The book contains a color photograph of every mother and child, which was important to Drews so she could show families as they had once been – “that they lived, they loved, they laughed,” she said.

Drews said 104,000 young people in the United States died from drugs, and the numbers just keep climbing, she said.

Drews draws a clear distinction between a drug overdose versus the lethal opioid poisoning responsible for the deaths of so many young people. “Yes, they made a choice to experiment,” she said, “but they did not choose to die. The drug dealer that sold them that fentanyl made that choice for them.”

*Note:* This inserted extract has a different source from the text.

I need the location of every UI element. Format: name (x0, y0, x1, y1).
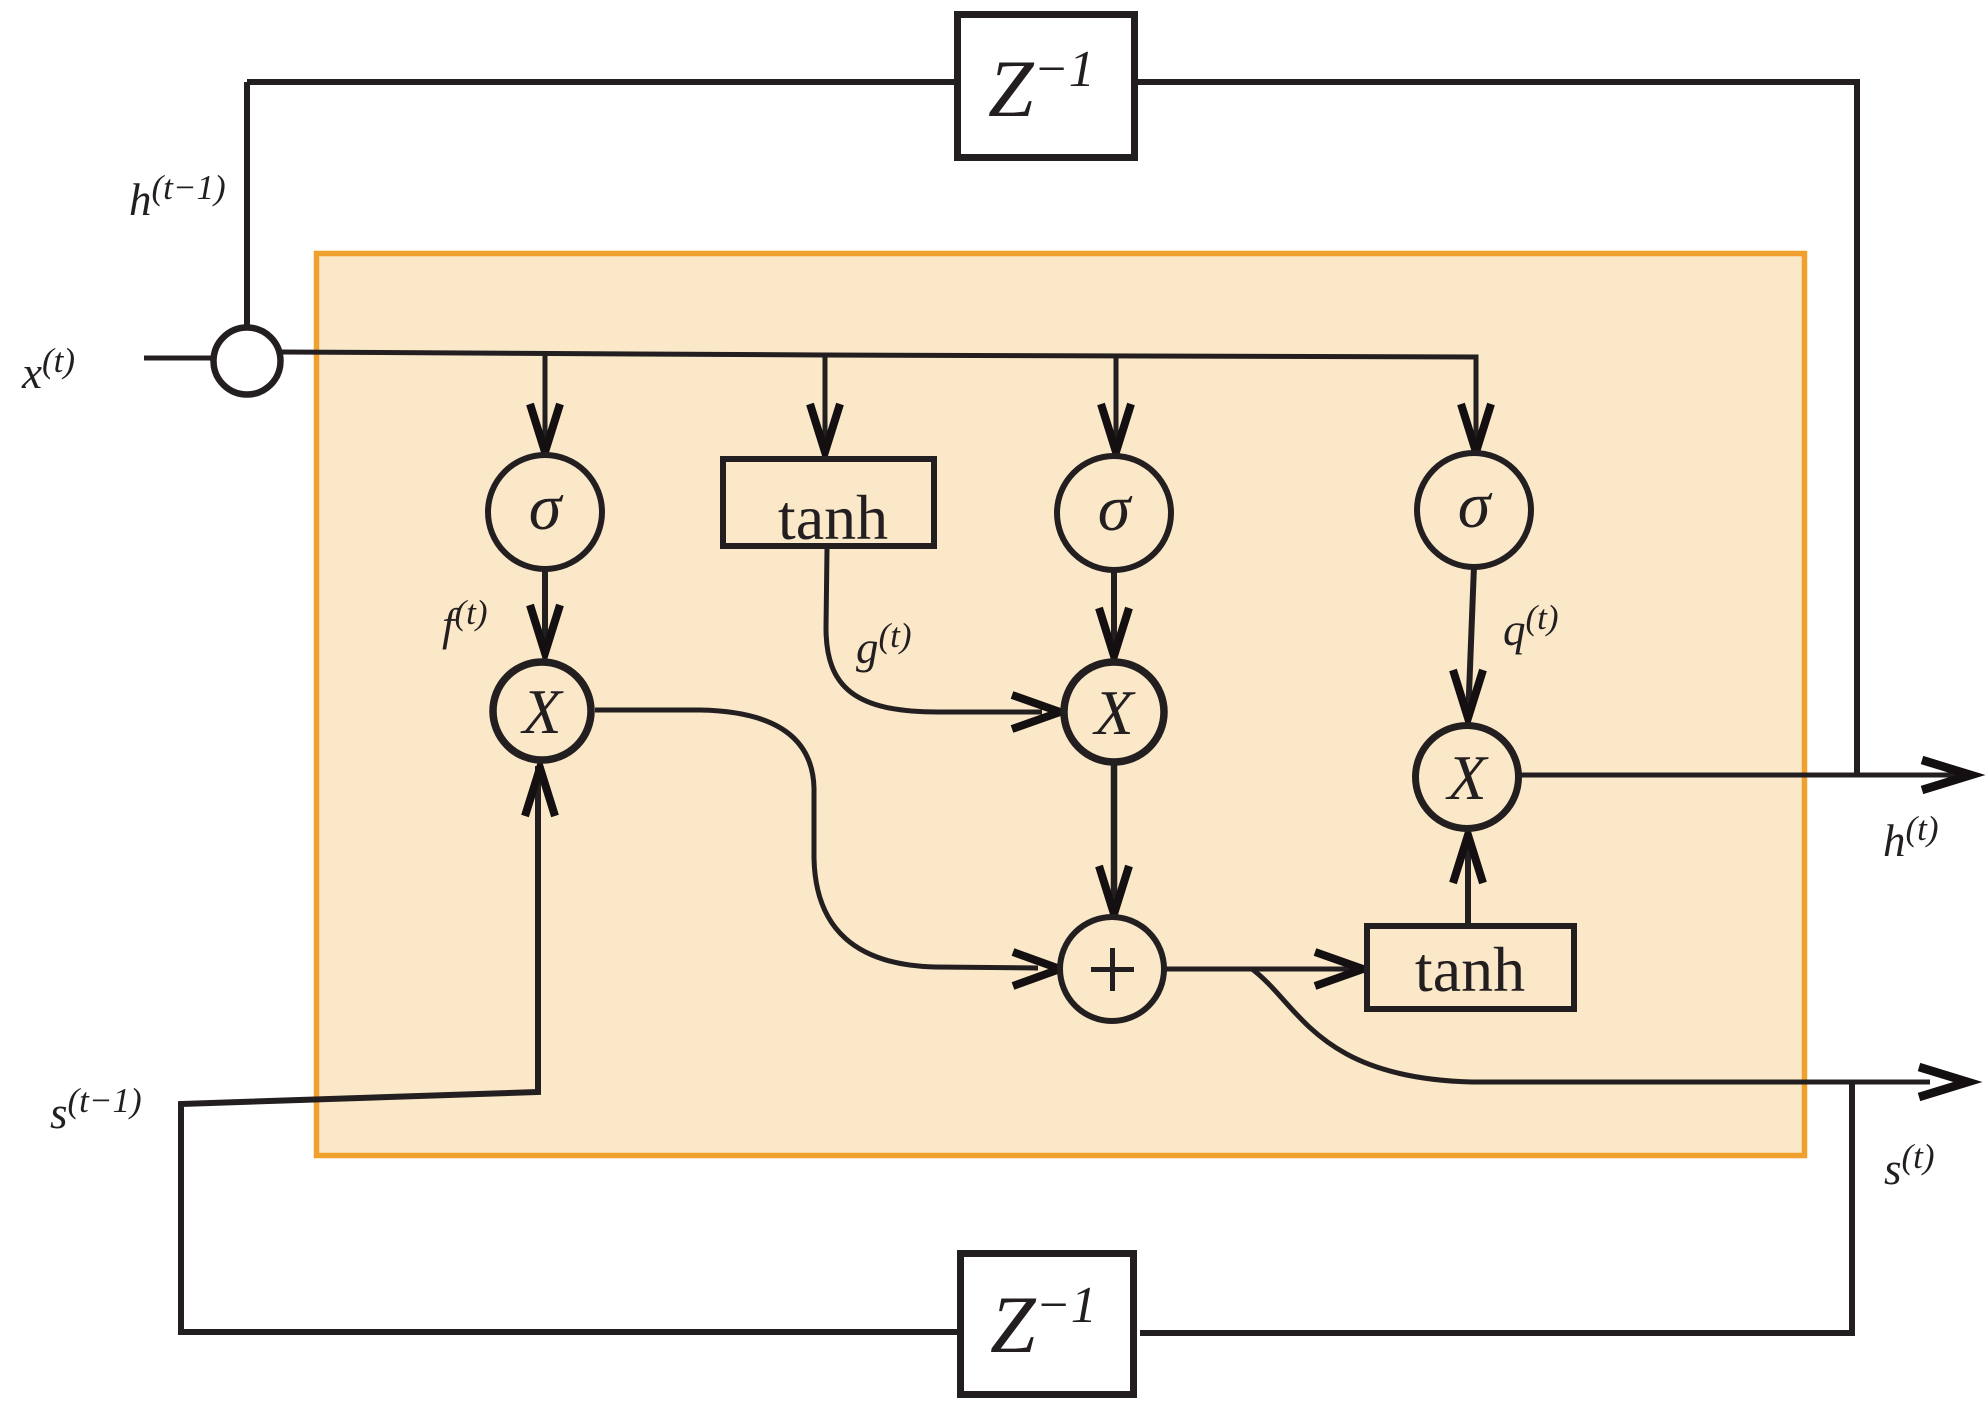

Raising awareness is critical to keeping young people safe – “we need to educate ourselves and we need to educate our children,” Drews said.

In December 2019, North Carolina enacted a law that allows prosecutors to charge drug dealers who illegally sell a controlled substance that causes someone’s death. The “death by distribution” act carries a penalty of up to 40 years in prison.

Her daughter’s case remains active, she said. “I refuse to let it go – they need to be held accountable.”  Her daughter died in January 2019, just months before the new law went into effect that December.

“But there’s no statute of limitations on homicide,” she said.